Despite an obvious limitation of this study, that is, a small number of participants, its results are surprising because they indicate that Wielkopolska Region is a hyperendemic area for HEV infections. In Europe, similar seroprevalence of anti-HEV (52.5%) was found only in the Toulouse region, southwestern France (Mansuy et al., 2011). Such a high frequency of HEV-seropositivity, significantly more important than found in previous surveys from our country in specific populations (patients of Infectious Diseases Department and hunters) (Bura et al., 2015; Sadkowska-Todys et al., 2015), can be explained by a very good sensitivity of the Wantai assay. Some seroprevalence assessments across Europe have shown that the use of these tests can result in several times higher ratios of anti-HEV in comparison to other manufacturers’ assays (Bendall et al., 2010; Mansuy et al., 2011; Wenzel et al., 2013).
Faced with such unexpected data, at least one question of fundamental importance must be asked: what is the practical significance of such a common occurrence of HEV infections in Wielkopolska Region?
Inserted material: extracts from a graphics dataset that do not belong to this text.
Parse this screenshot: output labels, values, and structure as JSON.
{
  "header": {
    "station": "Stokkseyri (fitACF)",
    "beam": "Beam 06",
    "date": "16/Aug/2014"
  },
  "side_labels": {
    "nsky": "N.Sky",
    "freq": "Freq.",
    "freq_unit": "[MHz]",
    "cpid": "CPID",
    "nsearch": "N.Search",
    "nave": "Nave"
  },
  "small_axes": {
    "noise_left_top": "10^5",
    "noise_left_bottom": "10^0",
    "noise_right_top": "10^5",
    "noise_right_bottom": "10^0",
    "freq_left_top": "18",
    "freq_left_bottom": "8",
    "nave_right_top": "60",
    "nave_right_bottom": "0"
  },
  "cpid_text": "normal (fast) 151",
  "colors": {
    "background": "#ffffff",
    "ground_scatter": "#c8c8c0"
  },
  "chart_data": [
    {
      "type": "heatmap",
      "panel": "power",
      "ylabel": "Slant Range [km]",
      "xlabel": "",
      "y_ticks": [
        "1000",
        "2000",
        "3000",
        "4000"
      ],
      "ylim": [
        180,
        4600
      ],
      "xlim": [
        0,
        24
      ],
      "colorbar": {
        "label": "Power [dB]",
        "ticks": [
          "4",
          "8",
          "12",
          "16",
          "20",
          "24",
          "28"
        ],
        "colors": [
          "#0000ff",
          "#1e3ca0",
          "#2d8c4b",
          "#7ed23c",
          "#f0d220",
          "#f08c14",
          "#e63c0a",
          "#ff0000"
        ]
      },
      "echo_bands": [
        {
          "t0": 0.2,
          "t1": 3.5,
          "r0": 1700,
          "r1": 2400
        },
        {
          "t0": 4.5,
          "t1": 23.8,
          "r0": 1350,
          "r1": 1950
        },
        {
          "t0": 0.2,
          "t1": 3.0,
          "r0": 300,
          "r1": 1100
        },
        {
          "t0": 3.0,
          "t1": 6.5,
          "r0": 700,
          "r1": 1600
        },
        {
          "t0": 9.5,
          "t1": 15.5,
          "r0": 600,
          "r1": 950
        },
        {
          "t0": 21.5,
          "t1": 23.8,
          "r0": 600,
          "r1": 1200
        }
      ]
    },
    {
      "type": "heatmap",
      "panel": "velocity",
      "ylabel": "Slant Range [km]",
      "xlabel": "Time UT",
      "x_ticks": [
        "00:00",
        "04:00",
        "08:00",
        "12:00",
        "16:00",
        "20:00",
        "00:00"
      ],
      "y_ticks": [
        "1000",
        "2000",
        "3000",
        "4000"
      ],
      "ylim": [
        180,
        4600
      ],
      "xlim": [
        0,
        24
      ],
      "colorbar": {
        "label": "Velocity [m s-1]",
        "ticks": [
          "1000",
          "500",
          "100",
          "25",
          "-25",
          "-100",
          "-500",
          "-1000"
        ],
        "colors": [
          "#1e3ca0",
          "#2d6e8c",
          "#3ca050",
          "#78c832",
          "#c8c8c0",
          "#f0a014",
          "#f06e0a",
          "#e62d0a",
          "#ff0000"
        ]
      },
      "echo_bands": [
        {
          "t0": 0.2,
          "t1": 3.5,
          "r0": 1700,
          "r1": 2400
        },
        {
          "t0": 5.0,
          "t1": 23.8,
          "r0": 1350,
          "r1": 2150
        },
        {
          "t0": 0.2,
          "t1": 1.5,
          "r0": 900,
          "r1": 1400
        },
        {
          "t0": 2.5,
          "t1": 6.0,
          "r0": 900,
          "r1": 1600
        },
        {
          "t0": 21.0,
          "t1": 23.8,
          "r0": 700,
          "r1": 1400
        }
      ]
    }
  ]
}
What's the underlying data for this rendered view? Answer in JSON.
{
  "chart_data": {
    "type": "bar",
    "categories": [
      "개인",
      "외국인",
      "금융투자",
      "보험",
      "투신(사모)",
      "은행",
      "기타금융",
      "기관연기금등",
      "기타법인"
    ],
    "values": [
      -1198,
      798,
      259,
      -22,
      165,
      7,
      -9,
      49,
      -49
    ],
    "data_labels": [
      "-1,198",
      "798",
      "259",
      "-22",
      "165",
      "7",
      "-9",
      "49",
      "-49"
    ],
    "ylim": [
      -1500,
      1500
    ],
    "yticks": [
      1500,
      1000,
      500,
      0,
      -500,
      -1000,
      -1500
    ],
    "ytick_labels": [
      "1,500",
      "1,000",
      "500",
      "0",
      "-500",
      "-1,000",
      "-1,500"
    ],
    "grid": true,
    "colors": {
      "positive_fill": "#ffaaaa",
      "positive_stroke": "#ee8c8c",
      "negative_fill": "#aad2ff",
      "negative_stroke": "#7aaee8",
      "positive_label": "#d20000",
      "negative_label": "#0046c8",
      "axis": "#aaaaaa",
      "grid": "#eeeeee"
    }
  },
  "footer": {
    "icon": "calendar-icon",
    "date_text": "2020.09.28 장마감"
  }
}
The answer is difficult because to the best of our knowledge none of the Polish hepatology centers has been performing tests for hepatitis E to date and there are no data on the prevalence of acute hepatitis of unknown etiology neither in our region nor Polandwide. Due to a very common subclinical exposure to HEV revealed by this study, a potential danger of HEV-infected blood transfusions, particularly to immunocompromised recipients, should also be taken into account (Matsubayashi et al., 2004; Hewitt et al., 2014; Huzly et al., 2014). This issue should be rapidly clarified.
In conclusion, the results of the current report suggest that Wielkopolska Region, west-central Poland, should be regarded as a new HEV infection-hyperendemic area in Europe.
We would like to thank Aleksandra Bura for her important technical support, Dr Michał Chojnicki for valuable rapid transportation of BDs’ samples, Alicja Bukowska and Dr Hanna Skalisz from the Regional Blood Center in Poznań for their support in the organization of the study and collection of blood samples.